Les principaux scientifiques ayant défini une échelle de température et les différentes substances chimiques employées soit comme points de références, soit pour leur variation de volume

Formules de conversion

On notera que contrairement aux degrés celsius, fahrenheit, réaumur, delisle ou  rømer, l’appellation « degré » kelvin a été abolie en 1967. Car, la température au sens de Kelvin est indépendante de toute mesure ou de toute substance. L’omission du mot « degré » et de son symbole associé tient à rappeler que cette température ne possède pas de point de référence arbitraire comme toutes les autres échelles de températures. Mais, constitue plutôt une unité absolue de mesure pouvant être manipulée dans les équations algébriques au même titre que l’énergie, la quantité de mouvement ou le moment cinétique par exemple.

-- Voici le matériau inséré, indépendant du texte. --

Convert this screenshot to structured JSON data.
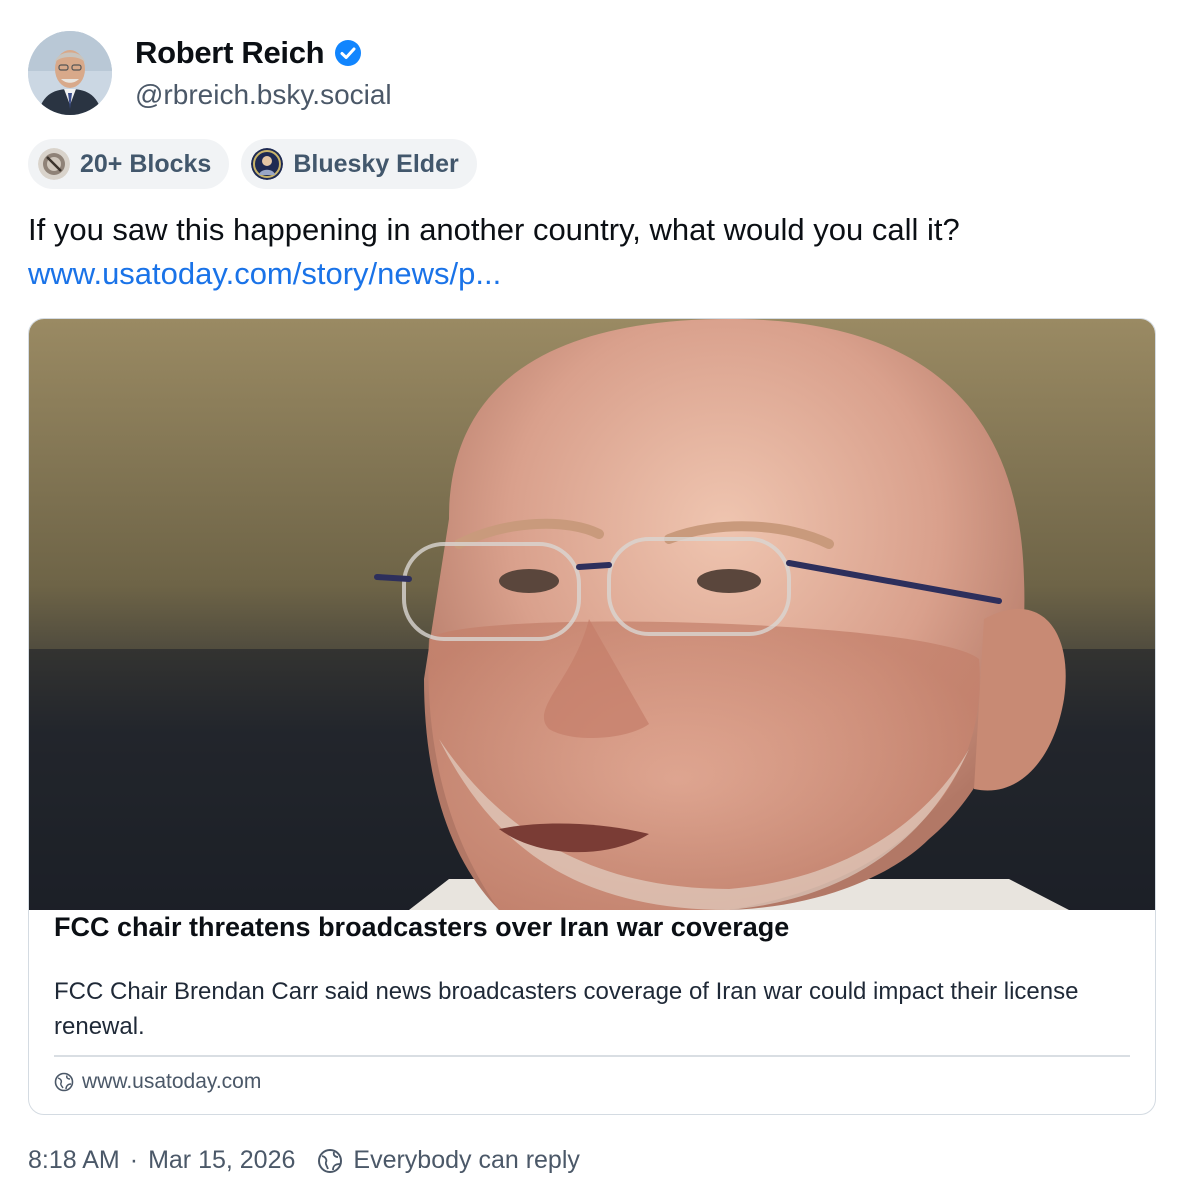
{
  "author": {
    "name": "Robert Reich",
    "handle": "@rbreich.bsky.social",
    "verified": true,
    "avatar_icon": "avatar-photo"
  },
  "badges": [
    {
      "label": "20+ Blocks",
      "icon": "blocks-badge-icon"
    },
    {
      "label": "Bluesky Elder",
      "icon": "elder-badge-icon"
    }
  ],
  "post": {
    "text": "If you saw this happening in another country, what would you call it?",
    "link_text": "www.usatoday.com/story/news/p..."
  },
  "card": {
    "image_icon": "news-photo",
    "title": "FCC chair threatens broadcasters over Iran war coverage",
    "description": "FCC Chair Brendan Carr said news broadcasters coverage of Iran war could impact their license renewal.",
    "domain": "www.usatoday.com"
  },
  "footer": {
    "time": "8:18 AM",
    "separator": "·",
    "date": "Mar 15, 2026",
    "reply_setting": "Everybody can reply"
  },
  "colors": {
    "link": "#1a73e8",
    "verified": "#1185fe",
    "muted_text": "#4b5868",
    "badge_bg": "#f1f3f5"
  }
}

Par définition, le kelvin est la fraction 1/273,16 de la température thermodynamique du point triple de l’eau. Ainsi, une variation de 1 K est équivalente à une variation de 1°C. L’échelle anglo-saxonne de Rankine (Ra), est quant-à-elle similaire à l’échelle de Kelvin. Mais, ajustée à l’échelle de Farenheit , ce qui met le point de congélation de la glace à 491,67°F. La conversion entre les différentes échelles se fait de la manière suivante:

K = (5/9)Ra = °C + 273,15 = (5/9)(°F -32) + 273,15 = (5/4)°Re + 273,15. 
Ra = (9/5)K = °F + 459,67 = (9/5)°C + 491,67 = (9/4)°Re + 491,67.